世の中、思いもよらぬところに落とし穴がある。
近所の洋食屋でランチコースを食べていた。
何時間も煮込んだボルシチスープと自家製パン、三元豚のビール煮にこだわりのクリームソースをかけたうまいやつ。今日の主役は間違いなくこのランチメニューだ。
そう思っていたところで店のドアが開いた。
30歳前後の男性と20代後半の女性のカップルがやってきた。
「予約をしていた者ですが・・・」
と言いながら隣の席に座ったふたりはやけに爽やかで、天気のいい休日のお昼、軽快な会話を弾ませるふたりの周りにはふわふわとしたやわらかな空気が漂っていた。
いい感じの休日だ。
そこへスタスタと店員のおばちゃんがやってきた。
そして2人に・・・
「今日は特別なことで使っていただけるということで、ありがとうございます」
と言葉をかけたから、あれ?今のはちょっと、と思ったら案の定、20代女性が「あ、ええ、あの・・・」とオロオロとし始めた。
そこへさらにおばちゃん・・・
「デザートのときに、ね!」
とウインクでもしそうな勢いで女性に言ったものだから、向かいの席の男性も「え?あ、なんかあるの?」と聞いてしまった。
仕方なく女性も観念したように「うん、じつはちょっとお祝いを・・・」と言葉を濁していると・・・
「じゃ、またあとでね」とおばちゃんがトドメを刺すように意味ありげな笑顔で立ち去っていった。

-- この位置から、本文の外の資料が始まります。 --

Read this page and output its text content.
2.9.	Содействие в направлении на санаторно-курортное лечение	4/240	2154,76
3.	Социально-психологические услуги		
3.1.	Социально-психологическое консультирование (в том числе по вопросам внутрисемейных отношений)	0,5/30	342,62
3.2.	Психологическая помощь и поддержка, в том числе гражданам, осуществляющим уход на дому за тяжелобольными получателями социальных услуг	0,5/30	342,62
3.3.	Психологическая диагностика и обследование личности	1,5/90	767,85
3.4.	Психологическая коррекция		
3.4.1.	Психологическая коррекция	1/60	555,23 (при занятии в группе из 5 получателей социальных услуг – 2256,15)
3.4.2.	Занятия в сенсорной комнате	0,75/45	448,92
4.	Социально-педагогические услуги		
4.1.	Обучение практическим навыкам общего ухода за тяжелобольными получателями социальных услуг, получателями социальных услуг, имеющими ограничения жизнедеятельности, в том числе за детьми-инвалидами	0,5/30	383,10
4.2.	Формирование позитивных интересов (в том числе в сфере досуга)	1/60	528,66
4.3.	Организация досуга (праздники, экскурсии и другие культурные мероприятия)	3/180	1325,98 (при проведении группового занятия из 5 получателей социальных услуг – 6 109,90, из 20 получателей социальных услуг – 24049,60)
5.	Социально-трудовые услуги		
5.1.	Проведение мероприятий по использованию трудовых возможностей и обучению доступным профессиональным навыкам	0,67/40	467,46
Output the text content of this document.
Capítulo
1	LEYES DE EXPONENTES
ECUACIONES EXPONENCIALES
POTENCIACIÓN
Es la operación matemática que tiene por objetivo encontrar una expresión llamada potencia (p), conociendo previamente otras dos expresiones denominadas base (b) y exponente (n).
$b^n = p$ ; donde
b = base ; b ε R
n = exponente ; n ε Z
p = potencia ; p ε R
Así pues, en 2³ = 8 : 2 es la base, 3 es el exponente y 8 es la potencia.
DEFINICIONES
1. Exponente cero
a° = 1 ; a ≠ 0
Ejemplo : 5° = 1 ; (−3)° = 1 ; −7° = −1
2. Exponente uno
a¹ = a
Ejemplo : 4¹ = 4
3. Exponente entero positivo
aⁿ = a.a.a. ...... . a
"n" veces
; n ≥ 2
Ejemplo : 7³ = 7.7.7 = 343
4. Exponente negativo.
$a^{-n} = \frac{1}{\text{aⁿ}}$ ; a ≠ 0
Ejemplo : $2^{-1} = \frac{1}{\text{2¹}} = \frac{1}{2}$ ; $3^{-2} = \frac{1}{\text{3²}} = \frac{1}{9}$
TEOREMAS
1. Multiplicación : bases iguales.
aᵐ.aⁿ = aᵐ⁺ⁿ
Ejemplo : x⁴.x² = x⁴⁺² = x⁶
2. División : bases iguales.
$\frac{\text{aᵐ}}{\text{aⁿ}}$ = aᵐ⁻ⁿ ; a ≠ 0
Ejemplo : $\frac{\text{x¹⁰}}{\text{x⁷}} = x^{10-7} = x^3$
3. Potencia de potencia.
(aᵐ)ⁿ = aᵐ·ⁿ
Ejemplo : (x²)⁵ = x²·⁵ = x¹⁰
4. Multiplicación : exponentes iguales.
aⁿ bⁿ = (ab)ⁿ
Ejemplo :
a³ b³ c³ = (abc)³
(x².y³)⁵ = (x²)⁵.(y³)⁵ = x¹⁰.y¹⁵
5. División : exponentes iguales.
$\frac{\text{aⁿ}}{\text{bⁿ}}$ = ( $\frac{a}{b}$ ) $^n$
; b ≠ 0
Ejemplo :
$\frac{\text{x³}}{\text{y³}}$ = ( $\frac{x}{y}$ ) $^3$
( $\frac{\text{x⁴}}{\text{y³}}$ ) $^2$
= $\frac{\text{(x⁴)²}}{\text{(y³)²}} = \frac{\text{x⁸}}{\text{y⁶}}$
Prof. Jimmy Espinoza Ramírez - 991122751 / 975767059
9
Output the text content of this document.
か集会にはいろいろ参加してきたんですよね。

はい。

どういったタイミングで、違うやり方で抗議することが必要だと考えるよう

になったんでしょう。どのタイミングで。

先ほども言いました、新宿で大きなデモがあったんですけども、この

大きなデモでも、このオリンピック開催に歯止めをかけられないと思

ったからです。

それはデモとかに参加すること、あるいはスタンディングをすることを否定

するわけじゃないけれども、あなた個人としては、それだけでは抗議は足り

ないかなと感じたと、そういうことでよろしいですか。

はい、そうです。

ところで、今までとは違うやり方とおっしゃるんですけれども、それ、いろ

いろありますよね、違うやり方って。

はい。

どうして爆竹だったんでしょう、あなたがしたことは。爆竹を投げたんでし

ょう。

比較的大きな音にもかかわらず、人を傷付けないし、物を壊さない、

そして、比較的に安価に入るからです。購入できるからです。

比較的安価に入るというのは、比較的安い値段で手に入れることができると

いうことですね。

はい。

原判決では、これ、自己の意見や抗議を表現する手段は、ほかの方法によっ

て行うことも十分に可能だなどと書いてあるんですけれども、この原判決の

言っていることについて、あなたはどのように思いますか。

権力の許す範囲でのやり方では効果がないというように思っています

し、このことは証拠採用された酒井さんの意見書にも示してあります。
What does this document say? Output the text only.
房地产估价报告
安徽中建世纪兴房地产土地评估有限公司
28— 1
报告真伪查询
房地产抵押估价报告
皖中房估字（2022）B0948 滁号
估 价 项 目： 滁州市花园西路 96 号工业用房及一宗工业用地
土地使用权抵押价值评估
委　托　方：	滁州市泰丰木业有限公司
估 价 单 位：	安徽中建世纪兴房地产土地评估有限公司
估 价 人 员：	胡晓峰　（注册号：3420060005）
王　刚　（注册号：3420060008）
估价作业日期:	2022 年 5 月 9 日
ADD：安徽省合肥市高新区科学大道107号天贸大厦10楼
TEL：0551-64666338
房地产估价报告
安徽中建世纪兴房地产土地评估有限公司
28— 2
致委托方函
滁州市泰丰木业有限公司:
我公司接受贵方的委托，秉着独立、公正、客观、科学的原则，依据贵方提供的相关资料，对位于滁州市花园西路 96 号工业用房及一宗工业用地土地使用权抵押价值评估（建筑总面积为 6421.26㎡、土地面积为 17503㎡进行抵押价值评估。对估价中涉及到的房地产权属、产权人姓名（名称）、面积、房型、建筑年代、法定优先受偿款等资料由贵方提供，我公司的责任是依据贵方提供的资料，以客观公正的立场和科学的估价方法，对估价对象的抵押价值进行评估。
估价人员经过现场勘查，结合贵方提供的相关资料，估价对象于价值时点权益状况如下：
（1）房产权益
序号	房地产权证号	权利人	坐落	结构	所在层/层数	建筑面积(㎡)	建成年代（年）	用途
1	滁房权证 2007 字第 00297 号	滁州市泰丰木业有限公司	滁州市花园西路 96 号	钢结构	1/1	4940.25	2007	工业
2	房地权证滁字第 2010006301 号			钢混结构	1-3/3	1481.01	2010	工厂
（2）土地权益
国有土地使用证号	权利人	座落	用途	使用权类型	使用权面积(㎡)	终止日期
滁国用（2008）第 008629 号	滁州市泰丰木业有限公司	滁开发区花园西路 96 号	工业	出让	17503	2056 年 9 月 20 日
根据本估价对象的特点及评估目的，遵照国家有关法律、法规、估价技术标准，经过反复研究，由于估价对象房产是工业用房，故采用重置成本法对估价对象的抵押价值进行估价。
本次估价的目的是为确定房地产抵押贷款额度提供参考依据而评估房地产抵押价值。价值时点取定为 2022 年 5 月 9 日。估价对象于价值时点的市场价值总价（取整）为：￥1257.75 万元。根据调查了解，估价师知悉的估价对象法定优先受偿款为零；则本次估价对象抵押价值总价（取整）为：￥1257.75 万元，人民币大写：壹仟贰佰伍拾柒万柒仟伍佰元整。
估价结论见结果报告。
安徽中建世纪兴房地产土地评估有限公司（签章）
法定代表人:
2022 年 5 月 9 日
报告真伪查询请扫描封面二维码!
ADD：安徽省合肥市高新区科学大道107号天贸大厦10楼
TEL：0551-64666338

第三者から見てても簡単にわかるほどの見事なサプライズつぶしだ。
あとで知ったところによると彼は仕事で何かの表彰をされたそうだ。
知っててやっているのか知らずにやっているのか、おばちゃんって人種は恐ろしい。
女ってのはいったいいつからおばちゃんになるんだろう。
できれば若いままの形態を維持してほしい。
いや、あれこそが偽りの姿か?
まぁ、いい。まったく世の中、思いもよらぬところに落とし穴がある。
そして今日の主役はランチメニューでも、カップルでもなく、間違いなくこの悪魔のようなおばちゃんだった。